高級藝術與大眾藝術之分野,雖然在全球範圍內已日漸消失,但必須承認某些藝術產品仍佔據高級文化殿堂, 儘管它只為社會上一小部份人所作。若接受這種二元對立的觀 念,則香港文化往往是以娛樂大眾的形式出現,諸如電影、電視劇、漫畫、飲食等等,所有這些,一般仍被視為大眾文化 。因此,對高級藝術的欣賞與認同便開始變得更有 意義了。儘管這些藝術品的推廣者花愈來愈多的時間爭取更多的觀眾,藉此試圖消除高級藝術 與大眾藝術之分, 但無論是商業性質抑或公眾畫廊裡展出的藝術品,參觀者仍 為香港社會的一小撮人。因此,愈來愈多的本地藝術家對一百多年來在本地逐漸形成的文化習俗展開了探索。

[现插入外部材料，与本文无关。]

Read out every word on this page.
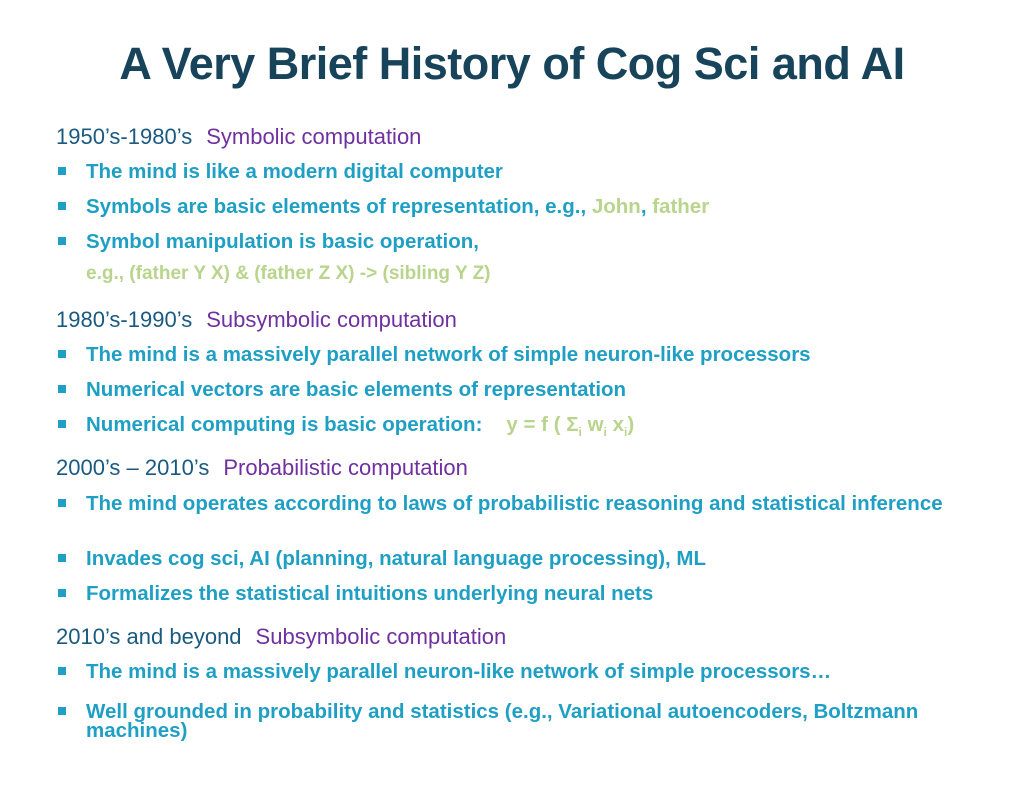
A Very Brief History of Cog Sci and AI
1950’s-1980’s Symbolic computation
The mind is like a modern digital computer
Symbols are basic elements of representation, e.g., John, father
Symbol manipulation is basic operation,
e.g., (father Y X) & (father Z X) -> (sibling Y Z)
1980’s-1990’s Subsymbolic computation
The mind is a massively parallel network of simple neuron-like processors
Numerical vectors are basic elements of representation
Numerical computing is basic operation: y = f ( $\Sigma_i$ $w_i$ $x_i$)
2000’s – 2010’s Probabilistic computation
The mind operates according to laws of probabilistic reasoning and statistical inference
Invades cog sci, AI (planning, natural language processing), ML
Formalizes the statistical intuitions underlying neural nets
2010’s and beyond Subsymbolic computation
The mind is a massively parallel neuron-like network of simple processors…
Well grounded in probability and statistics (e.g., Variational autoencoders, Boltzmann machines)
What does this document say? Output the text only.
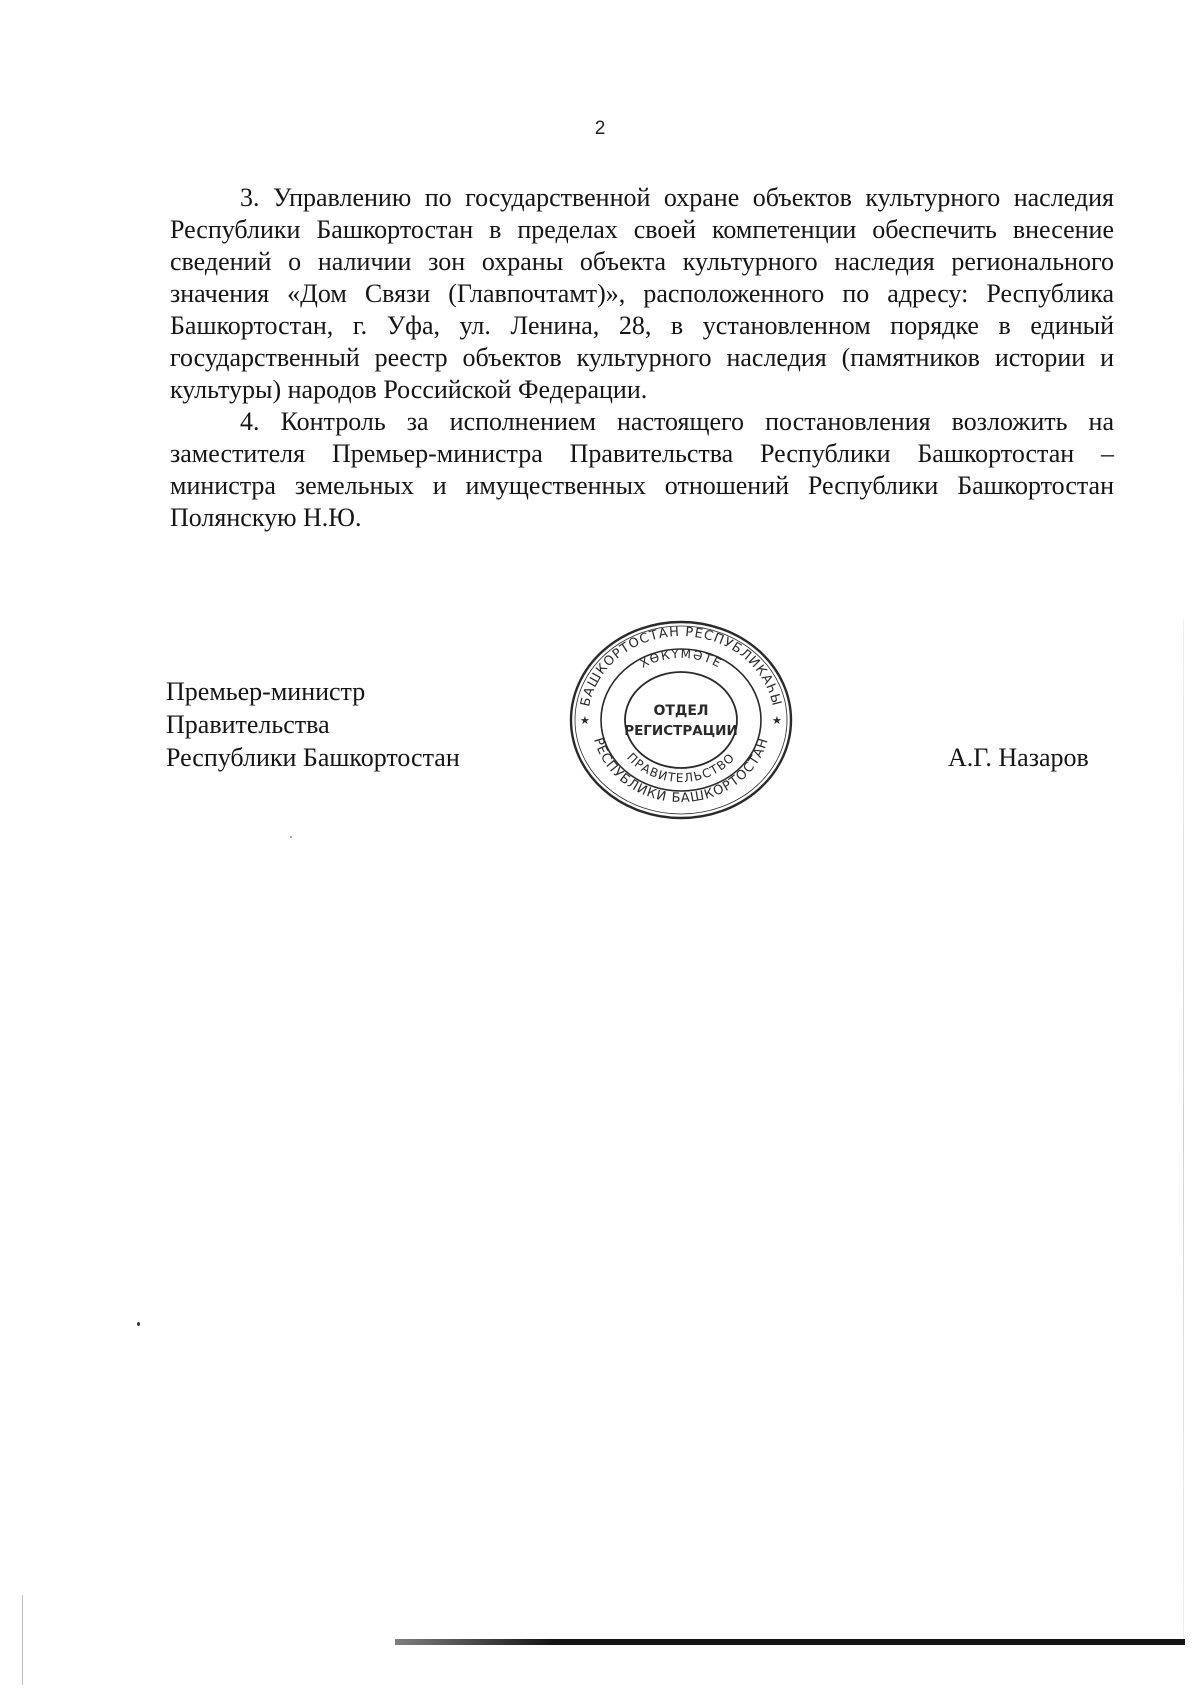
2

3. Управлению по государственной охране объектов культурного наследия Республики Башкортостан в пределах своей компетенции обеспечить внесение сведений о наличии зон охраны объекта культурного наследия регионального значения «Дом Связи (Главпочтамт)», расположенного по адресу: Республика Башкортостан, г. Уфа, ул. Ленина, 28, в установленном порядке в единый государственный реестр объектов культурного наследия (памятников истории и культуры) народов Российской Федерации.

4. Контроль за исполнением настоящего постановления возложить на заместителя Премьер-министра Правительства Республики Башкортостан – министра земельных и имущественных отношений Республики Башкортостан Полянскую Н.Ю.

Премьер-министр
Правительства
Республики Башкортостан	А.Г. Назаров
БАШКОРТОСТАН РЕСПУБЛИКАҺЫ
РЕСПУБЛИКИ БАШКОРТОСТАН
ХӨКҮМӘТЕ
ПРАВИТЕЛЬСТВО
★	★
ОТДЕЛ
РЕГИСТРАЦИИ
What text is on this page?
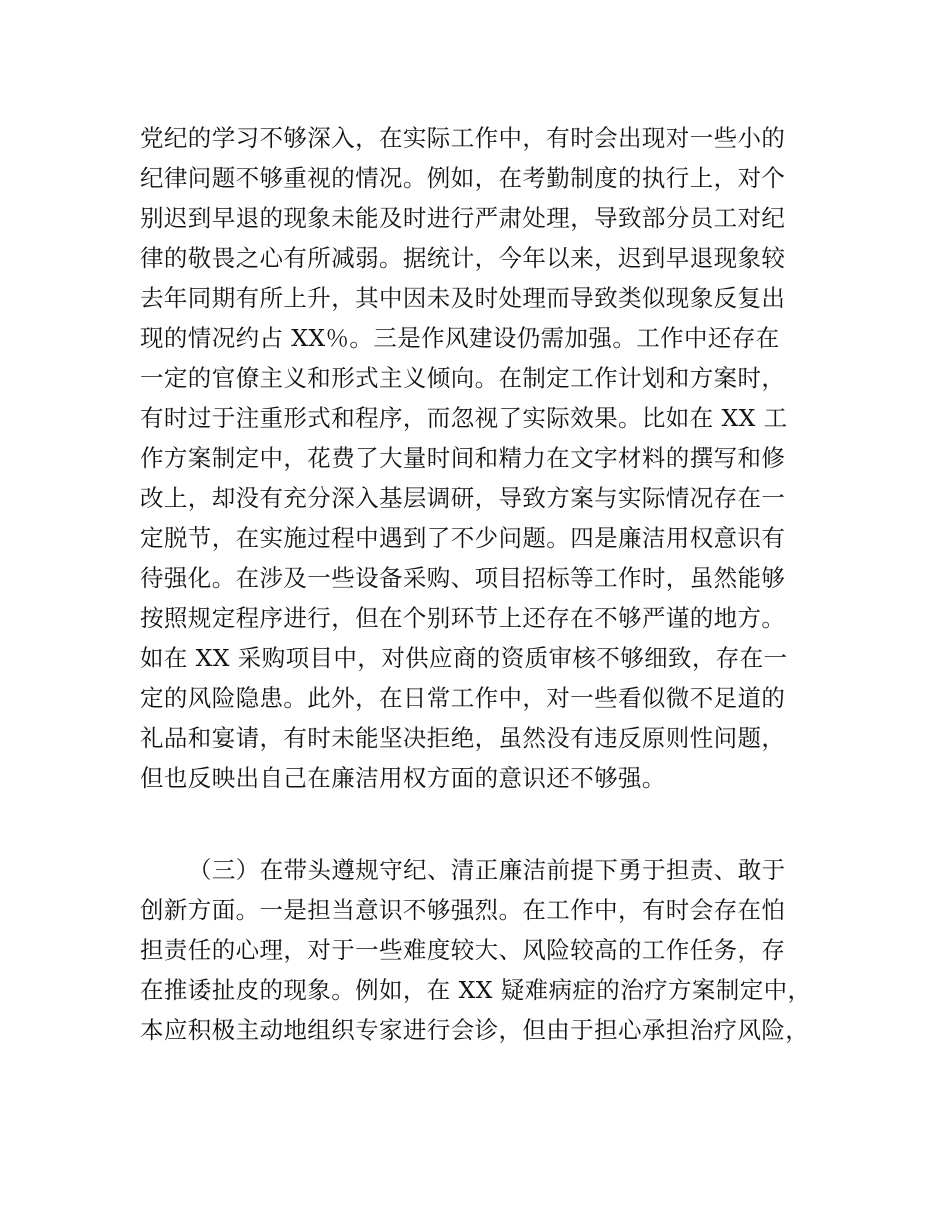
党纪的学习不够深入，在实际工作中，有时会出现对一些小的
纪律问题不够重视的情况。例如，在考勤制度的执行上，对个
别迟到早退的现象未能及时进行严肃处理，导致部分员工对纪
律的敬畏之心有所减弱。据统计，今年以来，迟到早退现象较
去年同期有所上升，其中因未及时处理而导致类似现象反复出
现的情况约占 XX％。三是作风建设仍需加强。工作中还存在
一定的官僚主义和形式主义倾向。在制定工作计划和方案时，
有时过于注重形式和程序，而忽视了实际效果。比如在 XX 工
作方案制定中，花费了大量时间和精力在文字材料的撰写和修
改上，却没有充分深入基层调研，导致方案与实际情况存在一
定脱节，在实施过程中遇到了不少问题。四是廉洁用权意识有
待强化。在涉及一些设备采购、项目招标等工作时，虽然能够
按照规定程序进行，但在个别环节上还存在不够严谨的地方。
如在 XX 采购项目中，对供应商的资质审核不够细致，存在一
定的风险隐患。此外，在日常工作中，对一些看似微不足道的
礼品和宴请，有时未能坚决拒绝，虽然没有违反原则性问题，
但也反映出自己在廉洁用权方面的意识还不够强。
（三）在带头遵规守纪、清正廉洁前提下勇于担责、敢于
创新方面。一是担当意识不够强烈。在工作中，有时会存在怕
担责任的心理，对于一些难度较大、风险较高的工作任务，存
在推诿扯皮的现象。例如，在 XX 疑难病症的治疗方案制定中，
本应积极主动地组织专家进行会诊，但由于担心承担治疗风险，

在繼續往下談之前,必須一勞永逸地擺脫那愚不可及的所謂〝東西文化交匯〞於香港的陳詞濫調。這個老調不堪一駁。所謂東西方不過是用來標明地理區域、或兩個明顯不同的文化影響區域的實用詞語,兩者皆無法表達該兩區域的豐厚的文化。事實上,一點不假思索地使用東西方的概念,只能無情地抹殺豐富多采的文化特點。這裡我想舉兩個我熟悉的國家為例:法國和中國。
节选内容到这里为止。